Ainda falando de Abraão (vv. 10-12), Paulo lembra que ele foi justificado pela fé antes de ser circuncidado e que a circuncisão foi apenas um selo da justiça da fé não só para os seus descendentes circuncidados, mas também para os incircuncisos (nós, os gentios) que também têm fé. Logo (v. 13), não é pela Lei (circuncisão) que veio a promessa a Abraão, de que ele seria Pai de muitas nações, mas sim pela justiça da fé (incircuncisão). Assim, Abraão teria duas descendências, a da lei e a da fé, mas a ambas seria destinada a promessa (v. 16).

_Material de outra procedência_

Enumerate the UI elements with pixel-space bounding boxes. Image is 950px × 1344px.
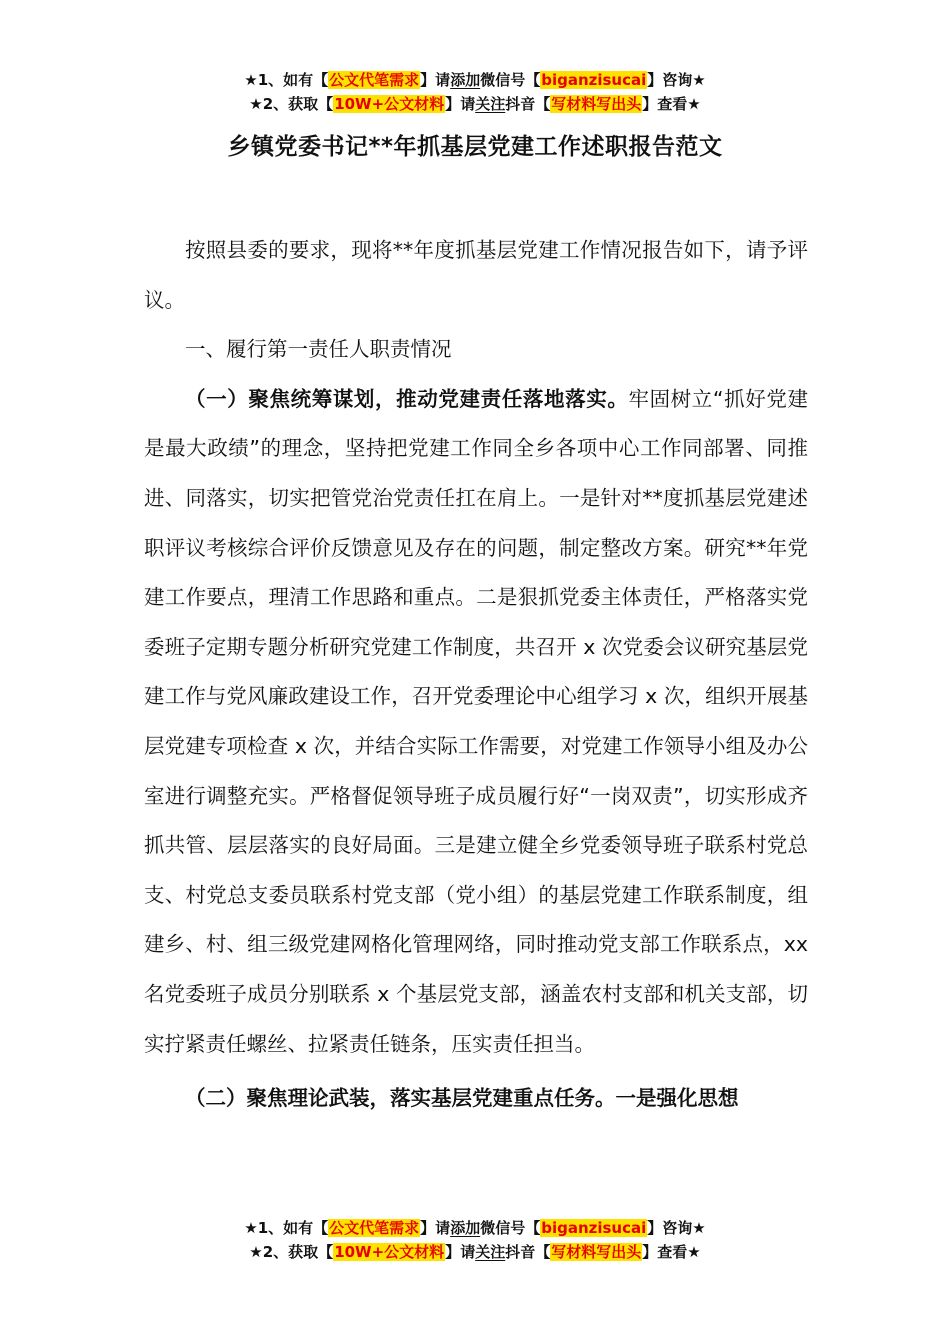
promo-text: 】请 xyxy=(445,95,476,113)
promo-text: 抖音【 xyxy=(505,1243,551,1261)
intro-paragraph: 按照县委的要求，现将**年度抓基层党建工作情况报告如下，请予评议。 xyxy=(144,238,808,312)
subsection-text: 牢固树立“抓好党建是最大政绩”的理念，坚持把党建工作同全乡各项中心工作同部署、同推进、同落实，切实把管党治党责任扛在肩上。一是针对**度抓基层党建述职评议考核综合评价反馈意见及存在的问题，制定整改方案。研究**年党建工作要点，理清工作思路和重点。二是狠抓党委主体责任，严格落实党委班子定期专题分析研究党建工作制度，共召开 x 次党委会议研究基层党建工作与党风廉政建设工作，召开党委理论中心组学习 x 次，组织开展基层党建专项检查 x 次，并结合实际工作需要，对党建工作领导小组及办公室进行调整充实。严格督促领导班子成员履行好“一岗双责”，切实形成齐抓共管、层层落实的良好局面。三是建立健全乡党委领导班子联系村党总支、村党总支委员联系村党支部（党小组）的基层党建工作联系制度，组建乡、村、组三级党建网格化管理网络，同时推动党支部工作联系点，xx 名党委班子成员分别联系 x 个基层党支部，涵盖农村支部和机关支部，切实拧紧责任螺丝、拉紧责任链条，压实责任担当。 xyxy=(144,386,809,1056)
promo-text: 】查看★ xyxy=(642,1243,701,1261)
promo-highlight: 10W+公文材料 xyxy=(334,95,445,113)
promo-underlined: 关注 xyxy=(475,95,506,113)
promo-banner-bottom xyxy=(0,1216,950,1264)
promo-text: 微信号【 xyxy=(480,1219,541,1237)
promo-highlight: biganzisucai xyxy=(541,71,647,89)
promo-text: 】咨询★ xyxy=(647,1219,706,1237)
promo-line-1 xyxy=(0,68,950,92)
promo-underlined: 关注 xyxy=(475,1243,506,1261)
subsection-paragraph xyxy=(144,1074,808,1124)
section-heading: 一、履行第一责任人职责情况 xyxy=(185,337,452,362)
promo-highlight: 公文代笔需求 xyxy=(329,71,420,89)
promo-highlight: 10W+公文材料 xyxy=(334,1243,445,1261)
promo-text: 】查看★ xyxy=(642,95,701,113)
subsection-paragraph xyxy=(144,375,808,1069)
document-title: 乡镇党委书记**年抓基层党建工作述职报告范文 xyxy=(227,134,723,160)
promo-line-1 xyxy=(0,1216,950,1240)
document-body xyxy=(144,226,808,1124)
promo-text: 】请 xyxy=(445,1243,476,1261)
subsection-heading: （一）聚焦统筹谋划，推动党建责任落地落实。 xyxy=(185,386,629,411)
promo-underlined: 添加 xyxy=(450,71,481,89)
promo-highlight: biganzisucai xyxy=(541,1219,647,1237)
promo-text: 】请 xyxy=(420,71,451,89)
promo-banner-top xyxy=(0,68,950,116)
promo-highlight: 写材料写出头 xyxy=(551,95,642,113)
promo-highlight: 写材料写出头 xyxy=(551,1243,642,1261)
promo-underlined: 添加 xyxy=(450,1219,481,1237)
promo-text: ★2、获取【 xyxy=(249,95,334,113)
promo-text: 】咨询★ xyxy=(647,71,706,89)
promo-text: ★2、获取【 xyxy=(249,1243,334,1261)
promo-text: 抖音【 xyxy=(505,95,551,113)
promo-text: 】请 xyxy=(420,1219,451,1237)
promo-text: ★1、如有【 xyxy=(244,71,329,89)
promo-line-2 xyxy=(0,92,950,116)
promo-text: 微信号【 xyxy=(480,71,541,89)
promo-line-2 xyxy=(0,1240,950,1264)
promo-text: ★1、如有【 xyxy=(244,1219,329,1237)
promo-highlight: 公文代笔需求 xyxy=(329,1219,420,1237)
subsection-heading: （二）聚焦理论武装，落实基层党建重点任务。一是强化思想 xyxy=(185,1086,739,1111)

Aproveitando esta ideia de que Abraão creu, contra todas as evidências pessoais e circunstanciais, numa promessa de Deus que ele não veria realizada (afinal, não viveu o suficiente para isso), nos versículos seguintes, aparecem algumas frases que estamos acostumados a ouvir na igreja e fora dela, como a que "Deus chama as coisas que não são como se já fossem" (v. 17), e que Abraão "creu em esperança contra a esperança" (v. 18). Eu, pessoalmente, gosto muito do v. 20, que afirma que ele foi fortalecido na fé dando glórias a Deus, algo que eu procuro praticar quando me sinto enfraquecido. Deus é poderoso para cumprir o que promete (v. 21). Abraão creu na Sua promessa e isto lhe foi imputado por justiça (v. 22), e não só por sua causa, mas também por causa de nós, que cremos naquele que ressuscitou Jesus dentre os mortos (v. 24). Assim como começara a carta aos romanos (1:4), Paulo dá ênfase à ressurreição de Cristo como pressuposto central da fé e da salvação, algo que ele vai deixar mais claro em Romanos 10:9, mas, por ora, é o suficiente na sua argumentação.